The PAnDA project is a new four-year EPSRC (EP/I005838/1) funded project, starting in October 2010, involving the Intelligent Systems Research Group at the University of York and the Device Modelling Group at the University of Glasgow, and it is also part of a special interest group including Imperial College London and the University of Southampton. Industrial partners include Xilinx and Gold Standard Simulations Ltd.

The PAnDA project focuses upon one of the greatest challenges in nano-scale electronic design: taking the physical effects of intrinsic variability into account when the shrinking of device sizes approaches atomistic levels, in order to achieve functional circuit designs. Both process and substrate variations impose major challenges on the reliable fabrication of such small devices. These variations fall into two categories; deterministic variability, which can be accurately modelled and accounted for using specific design techniques, and stochastic variability, which can only be modelled statistically and is harder to overcome.

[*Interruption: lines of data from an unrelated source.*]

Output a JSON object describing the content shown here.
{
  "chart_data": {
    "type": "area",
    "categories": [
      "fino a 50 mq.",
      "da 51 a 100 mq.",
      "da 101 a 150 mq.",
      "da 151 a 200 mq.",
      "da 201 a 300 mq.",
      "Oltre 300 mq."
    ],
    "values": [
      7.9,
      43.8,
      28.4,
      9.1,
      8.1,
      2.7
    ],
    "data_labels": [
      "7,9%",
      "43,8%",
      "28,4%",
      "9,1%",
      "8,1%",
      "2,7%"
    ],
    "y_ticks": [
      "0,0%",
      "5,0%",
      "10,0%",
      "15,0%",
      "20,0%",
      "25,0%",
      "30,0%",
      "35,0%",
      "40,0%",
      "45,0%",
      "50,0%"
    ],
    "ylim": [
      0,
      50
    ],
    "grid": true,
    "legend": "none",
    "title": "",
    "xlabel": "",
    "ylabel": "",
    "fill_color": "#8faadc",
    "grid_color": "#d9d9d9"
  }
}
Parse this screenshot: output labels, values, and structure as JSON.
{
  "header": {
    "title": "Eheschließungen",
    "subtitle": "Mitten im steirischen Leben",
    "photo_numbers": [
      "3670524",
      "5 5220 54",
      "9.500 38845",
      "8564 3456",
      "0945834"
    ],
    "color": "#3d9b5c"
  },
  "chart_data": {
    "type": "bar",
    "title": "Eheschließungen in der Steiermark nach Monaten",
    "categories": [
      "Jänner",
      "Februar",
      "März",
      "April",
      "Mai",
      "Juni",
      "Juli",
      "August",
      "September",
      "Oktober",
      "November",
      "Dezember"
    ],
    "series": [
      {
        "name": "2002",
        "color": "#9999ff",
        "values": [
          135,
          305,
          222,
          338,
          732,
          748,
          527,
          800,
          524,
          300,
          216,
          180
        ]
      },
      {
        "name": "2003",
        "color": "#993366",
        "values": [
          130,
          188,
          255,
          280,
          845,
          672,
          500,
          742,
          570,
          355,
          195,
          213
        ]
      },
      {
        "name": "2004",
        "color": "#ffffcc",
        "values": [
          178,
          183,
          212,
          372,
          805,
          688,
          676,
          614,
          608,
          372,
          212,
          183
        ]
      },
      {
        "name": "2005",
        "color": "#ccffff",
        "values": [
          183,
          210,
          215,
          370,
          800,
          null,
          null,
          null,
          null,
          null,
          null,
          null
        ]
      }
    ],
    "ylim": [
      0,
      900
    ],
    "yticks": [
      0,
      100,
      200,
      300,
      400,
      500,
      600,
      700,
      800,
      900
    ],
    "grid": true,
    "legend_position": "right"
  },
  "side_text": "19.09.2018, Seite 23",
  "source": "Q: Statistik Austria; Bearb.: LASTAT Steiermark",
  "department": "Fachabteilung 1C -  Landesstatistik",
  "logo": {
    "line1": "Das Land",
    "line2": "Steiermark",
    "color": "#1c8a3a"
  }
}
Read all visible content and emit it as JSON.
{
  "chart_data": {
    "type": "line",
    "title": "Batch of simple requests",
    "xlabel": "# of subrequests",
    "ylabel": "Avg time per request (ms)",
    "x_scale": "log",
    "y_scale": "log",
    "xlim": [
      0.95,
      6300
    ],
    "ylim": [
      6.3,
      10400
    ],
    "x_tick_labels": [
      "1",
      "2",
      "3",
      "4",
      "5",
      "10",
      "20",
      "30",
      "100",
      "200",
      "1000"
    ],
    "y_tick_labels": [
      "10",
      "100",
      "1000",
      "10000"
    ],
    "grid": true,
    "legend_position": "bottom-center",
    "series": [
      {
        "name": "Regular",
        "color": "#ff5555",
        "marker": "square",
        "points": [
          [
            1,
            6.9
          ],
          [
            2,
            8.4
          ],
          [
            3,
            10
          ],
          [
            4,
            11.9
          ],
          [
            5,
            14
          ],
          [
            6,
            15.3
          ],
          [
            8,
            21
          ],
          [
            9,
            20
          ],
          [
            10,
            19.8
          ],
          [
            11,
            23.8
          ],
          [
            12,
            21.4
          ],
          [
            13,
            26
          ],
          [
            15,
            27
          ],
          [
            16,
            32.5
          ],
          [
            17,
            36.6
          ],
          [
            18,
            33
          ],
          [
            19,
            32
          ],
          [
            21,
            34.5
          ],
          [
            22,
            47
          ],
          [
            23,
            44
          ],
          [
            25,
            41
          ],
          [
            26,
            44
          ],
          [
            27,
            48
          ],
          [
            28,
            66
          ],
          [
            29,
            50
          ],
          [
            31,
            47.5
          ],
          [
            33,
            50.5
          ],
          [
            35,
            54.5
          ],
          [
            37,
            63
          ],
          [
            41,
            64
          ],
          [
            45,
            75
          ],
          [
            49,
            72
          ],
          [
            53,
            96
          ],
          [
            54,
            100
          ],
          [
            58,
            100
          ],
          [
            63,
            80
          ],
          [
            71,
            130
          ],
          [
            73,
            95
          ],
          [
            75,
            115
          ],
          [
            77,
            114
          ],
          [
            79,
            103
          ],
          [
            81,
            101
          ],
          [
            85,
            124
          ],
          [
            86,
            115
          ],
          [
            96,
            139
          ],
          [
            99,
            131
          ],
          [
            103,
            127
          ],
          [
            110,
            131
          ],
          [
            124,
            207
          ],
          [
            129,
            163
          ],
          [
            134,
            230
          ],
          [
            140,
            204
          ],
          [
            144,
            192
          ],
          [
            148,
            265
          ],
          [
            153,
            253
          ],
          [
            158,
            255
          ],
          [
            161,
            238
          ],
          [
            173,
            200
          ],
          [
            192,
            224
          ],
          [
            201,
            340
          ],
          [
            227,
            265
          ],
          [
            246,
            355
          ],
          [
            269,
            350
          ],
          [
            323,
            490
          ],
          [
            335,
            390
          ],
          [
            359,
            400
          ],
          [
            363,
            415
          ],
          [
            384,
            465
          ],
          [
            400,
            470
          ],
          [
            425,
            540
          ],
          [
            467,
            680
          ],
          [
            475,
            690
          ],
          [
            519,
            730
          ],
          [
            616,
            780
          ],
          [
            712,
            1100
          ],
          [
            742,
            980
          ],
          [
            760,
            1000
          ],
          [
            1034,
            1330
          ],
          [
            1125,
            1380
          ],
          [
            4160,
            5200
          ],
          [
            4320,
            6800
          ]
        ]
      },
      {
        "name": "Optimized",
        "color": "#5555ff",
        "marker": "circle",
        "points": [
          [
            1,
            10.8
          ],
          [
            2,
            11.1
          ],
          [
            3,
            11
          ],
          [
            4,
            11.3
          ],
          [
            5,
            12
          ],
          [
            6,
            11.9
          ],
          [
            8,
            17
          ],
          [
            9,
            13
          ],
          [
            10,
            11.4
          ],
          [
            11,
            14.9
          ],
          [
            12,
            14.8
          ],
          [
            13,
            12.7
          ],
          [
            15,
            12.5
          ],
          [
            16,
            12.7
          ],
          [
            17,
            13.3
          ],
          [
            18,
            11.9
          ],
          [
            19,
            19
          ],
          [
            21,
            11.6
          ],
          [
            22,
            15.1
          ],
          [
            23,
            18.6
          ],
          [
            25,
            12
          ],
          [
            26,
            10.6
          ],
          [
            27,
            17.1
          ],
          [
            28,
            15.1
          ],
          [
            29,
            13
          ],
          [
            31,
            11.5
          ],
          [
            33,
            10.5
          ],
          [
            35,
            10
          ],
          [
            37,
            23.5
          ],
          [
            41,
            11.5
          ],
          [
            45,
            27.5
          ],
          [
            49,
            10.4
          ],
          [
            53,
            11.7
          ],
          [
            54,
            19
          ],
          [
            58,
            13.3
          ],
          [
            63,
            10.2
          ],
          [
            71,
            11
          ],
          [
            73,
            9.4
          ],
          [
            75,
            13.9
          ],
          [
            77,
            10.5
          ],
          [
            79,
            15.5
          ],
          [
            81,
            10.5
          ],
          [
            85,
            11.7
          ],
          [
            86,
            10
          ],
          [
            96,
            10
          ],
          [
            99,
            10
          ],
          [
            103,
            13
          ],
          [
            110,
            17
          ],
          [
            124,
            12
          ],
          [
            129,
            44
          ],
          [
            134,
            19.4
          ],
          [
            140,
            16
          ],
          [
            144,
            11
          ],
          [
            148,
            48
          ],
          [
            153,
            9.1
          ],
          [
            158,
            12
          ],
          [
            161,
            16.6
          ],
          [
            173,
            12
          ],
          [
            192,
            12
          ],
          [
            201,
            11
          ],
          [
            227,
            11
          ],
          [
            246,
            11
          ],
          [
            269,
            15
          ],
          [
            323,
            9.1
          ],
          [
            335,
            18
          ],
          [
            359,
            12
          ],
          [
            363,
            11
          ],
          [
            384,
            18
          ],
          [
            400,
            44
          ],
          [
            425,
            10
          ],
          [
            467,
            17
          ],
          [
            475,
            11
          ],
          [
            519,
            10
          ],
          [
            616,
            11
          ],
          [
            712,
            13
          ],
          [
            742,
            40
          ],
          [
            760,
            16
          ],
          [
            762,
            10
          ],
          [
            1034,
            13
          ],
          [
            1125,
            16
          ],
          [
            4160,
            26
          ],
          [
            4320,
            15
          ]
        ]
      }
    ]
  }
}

The proposed research aims to develop understanding of how stochastic variability will affect circuit design in deep sub-micron processes and to propose novel design methodologies to overcome these intrinsic variations. The project will involve the design and fabrication of a novel reconfigurable variability tolerant architecture, which allows variability aware design and rapid prototyping by exploiting the configuration options of the architecture. These are vital steps towards the next generation of FPGA architectures.

PAnDA's Objectives

This research aims to develop understanding of how stochastic variability will affect circuit design in deep sub-micron processes and to propose novel design methodologies to overcome these intrinsic variations. A novel reconfigurable variability tolerant architecture - Programmable Analogue and Digital Array (PAnDA) - will be developed and realised as a simulation model and in hardware, which allows variability aware design and rapid prototyping by exploiting the configuration options of the architecture. These are vital steps towards the next generation of FPGA architectures. To achieve this aim the following objectives will be pursued:

  1. Propose a variability tolerant architecture that encompasses reconfigurable analogue (Configurable Analogue Blocks - CAB) as well as digital (Configurable Logic Blocks - CLB) building blocks. This architecture is intended to provide the functionality of either a FPGA, FPAA, FPTA or a hybrid, allowing variability aware design optimisation and realisation using bio-inspired approaches.
  2. Propose an architecture to study the effects of stochastic variability on designs, by providing alternative configurations and motifs of CMOS logic in a CAB/CLB. Given the variety of design alternatives on different levels that are present in such a reconfigurable architecture, novel approaches to fault tolerant designs will also be studied.
  3. Provide a hardware platform capable of accelerating the statistical analysis of stochastic variability in circuit designs, by exploiting intrinsic variations of the chip without the need for a computationally expensive simulation.

PAnDA will be a unique architecture encompassing novel CAB and CLB designs. It will close the gap between the analogue design of standard cells and the design of reconfigurable digital systems based on standard cell libraries, by providing a design platform that is reconfigurable on both the analogue and digital levels. The focus is to configure PAnDA with digital designs and optimise them in multiple stages. Firstly, by changing the location and topology of the digital components and secondly, by manipulating the properties and improving the intrinsic variability of parts of the circuit by changing the underlying analogue and device layers. The latter is a novel approach to synthesizing designs on an FPGA, and is not possible with any currently existing commercial FPGA. This will enable us to investigate the optimisation of digital circuits on multiple layers of abstraction using novel bio-inspired approaches to fault-tolerant and variability tolerant electronic designs.